Lymphogranuloma venereum (LGV) is caused by Chlamydia trachomatis serovars L1 to L3. (C. trachomatis serovars B and D-K are responsible for the syndromes of non-gonococcal urethritis and cervicitis.)
The primary lesion produced by LGV is a small, non-painful genital papule, which can ulcerate at the site of inoculation after an incubation period of three to 30 days. This lesion can remain undetected within the urethra, vaginal vault, or rectum.
Common clinical manifestations include (1) tender, unilateral, or bilateral inguinal and/or femoral adenopathy, which can become fluctuant; and (2) hemorrhagic proctitis or proctocolitis, which is associated with receptive anal intercourse. The clinical and histologic presentation of LGV proctocolitis can be similar to the initial manifestations of inflammatory bowel disease.

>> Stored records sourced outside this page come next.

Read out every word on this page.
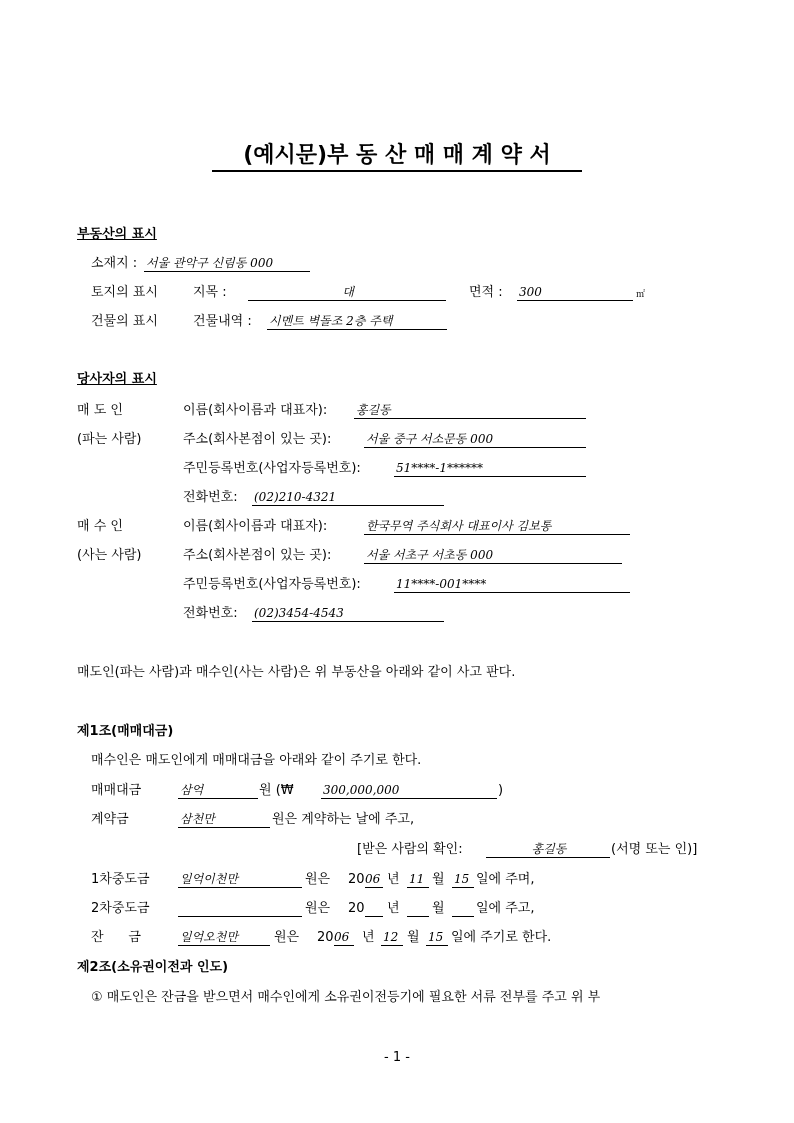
(예시문)부 동 산 매 매 계 약 서
부동산의 표시
소재지 : 서울 관악구 신림동 000
토지의 표시	지목 :	대	면적 : 300	㎡
건물의 표시	건물내역 : 시멘트 벽돌조 2층 주택
당사자의 표시
매 도 인	이름(회사이름과 대표자): 홍길동
(파는 사람)	주소(회사본점이 있는 곳):	서울 중구 서소문동 000
주민등록번호(사업자등록번호):	51****-1******
전화번호: (02)210-4321
매 수 인	이름(회사이름과 대표자):	한국무역 주식회사 대표이사 김보통
(사는 사람)	주소(회사본점이 있는 곳):	서울 서초구 서초동 000
주민등록번호(사업자등록번호):	11****-001****
전화번호: (02)3454-4543
매도인(파는 사람)과 매수인(사는 사람)은 위 부동산을 아래와 같이 사고 판다.
제1조(매매대금)
매수인은 매도인에게 매매대금을 아래와 같이 주기로 한다.
매매대금	삼억	원 (₩ 300,000,000	)
계약금	삼천만	원은 계약하는 날에 주고,
[받은 사람의 확인:	홍길동	(서명 또는 인)]
1차중도금	일억이천만	원은 20 06 년 11 월 15 일에 주며,
2차중도금	원은 20 년 월 일에 주고,
잔      금	일억오천만	원은 20 06 년 12 월 15 일에 주기로 한다.
제2조(소유권이전과 인도)
① 매도인은 잔금을 받으면서 매수인에게 소유권이전등기에 필요한 서류 전부를 주고 위 부
- 1 -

Diagnosis is based primarily on clinical findings; routine laboratory confirmation might not be possible.
Serologic tests for C. trachomatis (i.e., microimmuno-fluorescence or complement fixation) can support diagnosis.
Direct identification of C. trachomatis from a lesion (i.e., bubo) or site of the infection (e.g., rectum) can be made by using culture or by using nonculture nucleic acid testing; however, neither method is specific for LGV, and use of rectal swabs for nucleic acid testing is not cleared by the U.S. Food and Drug Administration.
The recommended treatment is administration of 10 mg of doxycycline, twice daily for 21 days. Alternative treatment is 500 mg of erythromycin base orally, four times a day for 21 days. Some subspecialists believe 1 g of azithromycin, administered orally once weekly for three weeks, is effective; however, clinical data are lacking.
Sex partners who had contact with the patient within 30 days of the patient's onset of symptoms should be evaluated; in the absence of symptoms, they should be treated with either 1 g of azithromycin in a single dose, or 100 mg of doxycycline, twice a day for seven days.